Одет мастер был в грубые холщовые штаны и коричневую рубаху, стянутую у пояса жёлтой верёвкой. Седеющие тёмные волосы удерживались красной шёлковой лентой, которая пересекала лоб и была завязана на затылке. А вместо отрубленной ниже колена ноги он укрепил выструганную деревяшку, привязанную у колена кожаными ремешками. Работал он увлечённо, и вздрогнул, когда расслышал за спиной осторожные шаги. Развернулся, но при виде подростка оживился и сел на покрытый козьей шкурой валун.
– Что, мил Удача, пришёл мне помогать? – воскликнул он с лёгкой усмешкой, откладывая долото и деревянный молоток на землю.
Однако подросток, который в разговоре с настоятелем впервые сам принял решение о своей дальнейшей судьбе, тревожился неясными предчувствиями близких перемен в образе жизни и вместо ответа вдруг тоже задал вопрос.
– Дядя, а почему ты дал мне такое имя?
– А как же тебя ещё называть? – удивился мастер, отвлекаясь взглядом от осмотра своей работы, холма и распадка. Внимательно посмотрел в лицо подростка, и вопреки своему настроению тоже посерьёзнел: – Так ведь это же удача, что ты жив остался. И для меня удача, что мой соплеменник оказался рядом вместо сына. И звучит такое имя по местному. Привыкли уж все, всех я приучил.
– А почему у тебя только прозвище – Одноногий?
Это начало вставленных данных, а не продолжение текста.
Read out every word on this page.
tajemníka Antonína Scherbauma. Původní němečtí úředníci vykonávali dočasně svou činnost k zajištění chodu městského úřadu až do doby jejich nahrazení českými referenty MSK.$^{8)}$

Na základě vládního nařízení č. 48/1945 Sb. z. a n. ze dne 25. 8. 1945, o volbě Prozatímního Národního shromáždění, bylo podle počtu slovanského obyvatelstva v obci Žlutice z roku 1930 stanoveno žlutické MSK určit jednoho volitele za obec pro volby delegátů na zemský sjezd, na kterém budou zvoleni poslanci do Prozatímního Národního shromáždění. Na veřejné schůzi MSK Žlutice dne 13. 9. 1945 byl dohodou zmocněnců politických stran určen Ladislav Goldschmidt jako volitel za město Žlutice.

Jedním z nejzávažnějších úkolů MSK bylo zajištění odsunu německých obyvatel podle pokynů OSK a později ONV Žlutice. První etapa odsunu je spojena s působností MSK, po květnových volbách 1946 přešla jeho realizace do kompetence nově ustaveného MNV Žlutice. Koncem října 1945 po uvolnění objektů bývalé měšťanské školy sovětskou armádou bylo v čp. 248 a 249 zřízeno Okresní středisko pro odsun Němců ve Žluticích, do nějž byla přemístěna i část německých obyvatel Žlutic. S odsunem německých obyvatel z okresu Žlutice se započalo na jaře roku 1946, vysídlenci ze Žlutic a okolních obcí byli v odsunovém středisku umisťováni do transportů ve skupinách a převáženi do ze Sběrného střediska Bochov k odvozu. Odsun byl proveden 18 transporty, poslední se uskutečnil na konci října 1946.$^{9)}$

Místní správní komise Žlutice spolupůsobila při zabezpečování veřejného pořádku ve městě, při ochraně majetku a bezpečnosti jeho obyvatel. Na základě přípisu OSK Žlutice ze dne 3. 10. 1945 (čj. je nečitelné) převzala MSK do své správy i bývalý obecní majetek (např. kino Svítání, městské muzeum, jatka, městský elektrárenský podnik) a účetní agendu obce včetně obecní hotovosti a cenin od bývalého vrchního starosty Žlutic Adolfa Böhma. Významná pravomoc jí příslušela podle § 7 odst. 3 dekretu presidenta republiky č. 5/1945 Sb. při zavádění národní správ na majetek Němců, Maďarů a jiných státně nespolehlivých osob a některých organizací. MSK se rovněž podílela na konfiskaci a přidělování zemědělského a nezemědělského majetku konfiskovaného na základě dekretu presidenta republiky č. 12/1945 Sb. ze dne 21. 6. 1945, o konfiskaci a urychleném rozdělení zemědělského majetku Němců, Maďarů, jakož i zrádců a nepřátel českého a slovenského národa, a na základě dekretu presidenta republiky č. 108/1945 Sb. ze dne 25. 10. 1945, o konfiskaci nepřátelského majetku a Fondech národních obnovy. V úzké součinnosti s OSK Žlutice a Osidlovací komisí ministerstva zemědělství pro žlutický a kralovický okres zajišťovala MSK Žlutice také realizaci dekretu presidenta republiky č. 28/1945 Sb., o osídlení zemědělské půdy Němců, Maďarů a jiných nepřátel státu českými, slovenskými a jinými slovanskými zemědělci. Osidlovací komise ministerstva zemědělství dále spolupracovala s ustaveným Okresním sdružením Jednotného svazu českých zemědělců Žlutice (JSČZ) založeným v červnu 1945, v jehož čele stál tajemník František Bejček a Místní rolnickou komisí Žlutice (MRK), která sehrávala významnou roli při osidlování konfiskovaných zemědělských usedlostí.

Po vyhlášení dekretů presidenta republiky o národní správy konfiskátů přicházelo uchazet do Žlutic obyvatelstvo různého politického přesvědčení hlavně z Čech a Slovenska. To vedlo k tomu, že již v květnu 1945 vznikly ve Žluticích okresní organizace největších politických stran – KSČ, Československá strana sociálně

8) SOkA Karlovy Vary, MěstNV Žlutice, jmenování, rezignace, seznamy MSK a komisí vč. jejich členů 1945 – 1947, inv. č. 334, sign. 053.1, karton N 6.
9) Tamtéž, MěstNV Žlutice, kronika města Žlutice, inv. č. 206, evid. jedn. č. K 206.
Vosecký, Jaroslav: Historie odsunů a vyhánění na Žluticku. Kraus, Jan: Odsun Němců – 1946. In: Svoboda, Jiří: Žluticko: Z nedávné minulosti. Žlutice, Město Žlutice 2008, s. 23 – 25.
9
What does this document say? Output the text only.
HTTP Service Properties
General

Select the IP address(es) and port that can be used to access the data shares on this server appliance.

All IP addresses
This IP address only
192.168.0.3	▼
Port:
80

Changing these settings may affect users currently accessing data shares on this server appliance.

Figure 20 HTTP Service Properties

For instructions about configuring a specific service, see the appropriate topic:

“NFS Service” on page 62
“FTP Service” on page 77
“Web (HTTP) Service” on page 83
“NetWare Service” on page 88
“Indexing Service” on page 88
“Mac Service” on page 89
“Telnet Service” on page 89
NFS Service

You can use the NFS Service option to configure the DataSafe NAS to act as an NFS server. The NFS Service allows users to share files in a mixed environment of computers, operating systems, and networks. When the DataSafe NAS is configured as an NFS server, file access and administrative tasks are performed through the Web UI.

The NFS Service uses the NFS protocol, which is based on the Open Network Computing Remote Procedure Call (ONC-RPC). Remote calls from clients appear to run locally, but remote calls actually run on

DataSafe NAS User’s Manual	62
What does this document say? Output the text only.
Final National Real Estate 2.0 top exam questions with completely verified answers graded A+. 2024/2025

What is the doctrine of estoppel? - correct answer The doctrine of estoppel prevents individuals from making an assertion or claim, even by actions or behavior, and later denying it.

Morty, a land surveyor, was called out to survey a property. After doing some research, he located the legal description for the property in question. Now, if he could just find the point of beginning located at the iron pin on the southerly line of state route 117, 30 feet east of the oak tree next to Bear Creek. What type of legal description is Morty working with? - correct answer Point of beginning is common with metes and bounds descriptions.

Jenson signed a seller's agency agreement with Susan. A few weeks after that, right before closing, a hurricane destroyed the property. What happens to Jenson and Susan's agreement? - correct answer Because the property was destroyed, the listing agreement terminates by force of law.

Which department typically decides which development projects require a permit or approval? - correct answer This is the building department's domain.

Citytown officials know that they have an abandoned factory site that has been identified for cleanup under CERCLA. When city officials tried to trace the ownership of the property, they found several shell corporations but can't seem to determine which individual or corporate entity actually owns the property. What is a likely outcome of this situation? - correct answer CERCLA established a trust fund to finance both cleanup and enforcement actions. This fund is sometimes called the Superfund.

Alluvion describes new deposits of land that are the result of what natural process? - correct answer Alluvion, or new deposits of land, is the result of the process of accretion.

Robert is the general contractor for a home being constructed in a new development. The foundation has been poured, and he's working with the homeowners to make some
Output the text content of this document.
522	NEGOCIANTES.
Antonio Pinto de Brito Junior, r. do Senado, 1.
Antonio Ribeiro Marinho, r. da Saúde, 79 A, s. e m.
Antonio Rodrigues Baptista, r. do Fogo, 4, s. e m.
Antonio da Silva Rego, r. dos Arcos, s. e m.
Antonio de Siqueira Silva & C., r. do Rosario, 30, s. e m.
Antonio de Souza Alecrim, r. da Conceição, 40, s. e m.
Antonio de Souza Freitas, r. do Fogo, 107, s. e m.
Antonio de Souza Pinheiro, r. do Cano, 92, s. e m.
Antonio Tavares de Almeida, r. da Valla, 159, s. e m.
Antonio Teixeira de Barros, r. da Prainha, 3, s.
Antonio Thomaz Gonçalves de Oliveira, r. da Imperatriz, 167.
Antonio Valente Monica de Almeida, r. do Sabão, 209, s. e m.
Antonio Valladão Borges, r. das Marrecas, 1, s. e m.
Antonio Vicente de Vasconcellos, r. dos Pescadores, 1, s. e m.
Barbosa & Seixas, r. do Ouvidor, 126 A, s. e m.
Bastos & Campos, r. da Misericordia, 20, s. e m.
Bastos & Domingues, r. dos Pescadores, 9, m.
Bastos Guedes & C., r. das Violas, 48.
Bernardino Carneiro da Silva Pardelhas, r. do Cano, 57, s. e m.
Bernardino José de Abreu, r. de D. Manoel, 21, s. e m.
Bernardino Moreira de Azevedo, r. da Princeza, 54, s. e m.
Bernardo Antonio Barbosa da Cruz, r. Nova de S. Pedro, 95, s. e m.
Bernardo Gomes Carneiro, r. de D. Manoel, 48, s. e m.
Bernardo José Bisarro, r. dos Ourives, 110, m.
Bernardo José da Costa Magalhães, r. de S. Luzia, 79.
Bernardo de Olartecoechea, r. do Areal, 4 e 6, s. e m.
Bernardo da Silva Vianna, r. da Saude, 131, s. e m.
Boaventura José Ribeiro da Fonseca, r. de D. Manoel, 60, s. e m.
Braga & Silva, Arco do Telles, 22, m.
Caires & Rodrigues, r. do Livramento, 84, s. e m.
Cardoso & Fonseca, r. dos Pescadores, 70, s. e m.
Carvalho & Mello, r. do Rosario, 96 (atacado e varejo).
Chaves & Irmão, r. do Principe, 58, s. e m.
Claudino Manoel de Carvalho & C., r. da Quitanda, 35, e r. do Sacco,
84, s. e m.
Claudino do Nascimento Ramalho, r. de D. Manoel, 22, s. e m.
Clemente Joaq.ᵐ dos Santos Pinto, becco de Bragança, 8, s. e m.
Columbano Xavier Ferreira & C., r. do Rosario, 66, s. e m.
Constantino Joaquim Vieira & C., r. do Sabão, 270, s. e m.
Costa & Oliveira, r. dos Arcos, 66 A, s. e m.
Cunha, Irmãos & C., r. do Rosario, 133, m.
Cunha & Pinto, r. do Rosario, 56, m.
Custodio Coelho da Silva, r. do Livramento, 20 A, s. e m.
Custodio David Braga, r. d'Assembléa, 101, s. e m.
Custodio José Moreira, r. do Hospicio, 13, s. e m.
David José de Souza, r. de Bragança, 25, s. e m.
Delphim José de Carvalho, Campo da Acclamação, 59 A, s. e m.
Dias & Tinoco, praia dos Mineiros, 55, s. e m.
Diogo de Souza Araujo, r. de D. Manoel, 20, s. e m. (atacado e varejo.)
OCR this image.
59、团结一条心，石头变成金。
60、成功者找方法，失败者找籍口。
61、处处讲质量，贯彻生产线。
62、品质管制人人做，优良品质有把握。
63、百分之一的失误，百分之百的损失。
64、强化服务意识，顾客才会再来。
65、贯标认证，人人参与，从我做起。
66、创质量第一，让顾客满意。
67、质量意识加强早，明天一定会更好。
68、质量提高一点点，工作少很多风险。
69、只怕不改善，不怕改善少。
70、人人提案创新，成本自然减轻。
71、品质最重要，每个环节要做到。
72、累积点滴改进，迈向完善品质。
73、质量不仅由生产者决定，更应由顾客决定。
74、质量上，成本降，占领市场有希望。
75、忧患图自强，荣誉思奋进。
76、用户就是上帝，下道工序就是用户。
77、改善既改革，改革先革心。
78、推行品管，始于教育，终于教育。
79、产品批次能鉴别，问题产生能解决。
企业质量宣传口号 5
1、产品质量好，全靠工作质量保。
– Так я ж одноногий и есть. – Мастер подозрительно сощурился. – К чему эти расспросы? Ты что-то скрываешь?
Удача пожал плечами.
– Учитель спрашивал. Кем я хочу стать?
Он намеренно примолк, наблюдая, как Одноногий заволновался.
– Ну и что ты ответил? – не выдержав молчания, спросил тот, невольно сорвав голос.
– Та-ак, – неопределённо заметил подросток. И растягивая слова, продолжил: – Хочу стать как ты, мастером. Чтобы мы могли вернуться туда, где был твой дом.
Одноногий поперхнулся и закашлял. Украдкой утёр огрубелой ладонью неожиданно подёрнувшийся слезой глаз и отвернулся к почти законченному Будде, который выглядел величественным и простым.
– Будьте мудры, как змии, и просты, как голуби, – пробубнил он в нос. И уже громче выговорил: – Что скажешь? Удался нам этот, – он взмахнул рукой в сторону вырубленного в скале Будды, – каменный идол?
Удача склонил голову набок, будто посторонний человек оценивал то, над чем они работали несколько месяцев, и с неторопливым кивком головы ответил:
– Красиво.
– Эх, ты. Красиво, – передразнивая, возразил ему мастер. – Некрасиво и делать незачем.
Он подобрал с земли молоток и долото, поднялся со шкуры. Вновь застучав по каменному лотосу и отсекая, что ему представлялось лишним, он постепенно забылся и замурлыкал непонятную песню. Удача прихватил из горки камней тот, что был похож на клык большого хищника, ловко забрался наверх, к серой голове божества. Устроился там поудобнее и принялся обчищать углами камня завитки его волос.
Отвлёк подростка дальний топот копыт нескольких лошадей с всадниками. Ему сверху были видны весь протяжённый южный участок караванной дороги и подъезд к монастырским воротам. За охвостьем горного хребта показался небольшой конный отряд, и отряд тот продвигался по дороге скорой рысью. В отряде было трое лам и пятеро воинов степняков, на заострённых шапках у них торчали кисточки. Приближались они уверенно и четверть часа спустя уверенно свернули к монастырю, привлекая внимание зевак из поселения, которые стали подтягиваться к воротам. Степные лёгконогие лошади выказывали утомление от долгого пути, и всадники по примеру самого первого из них, сутулого ламы позволили им перейти на спокойный, однако скорый шаг.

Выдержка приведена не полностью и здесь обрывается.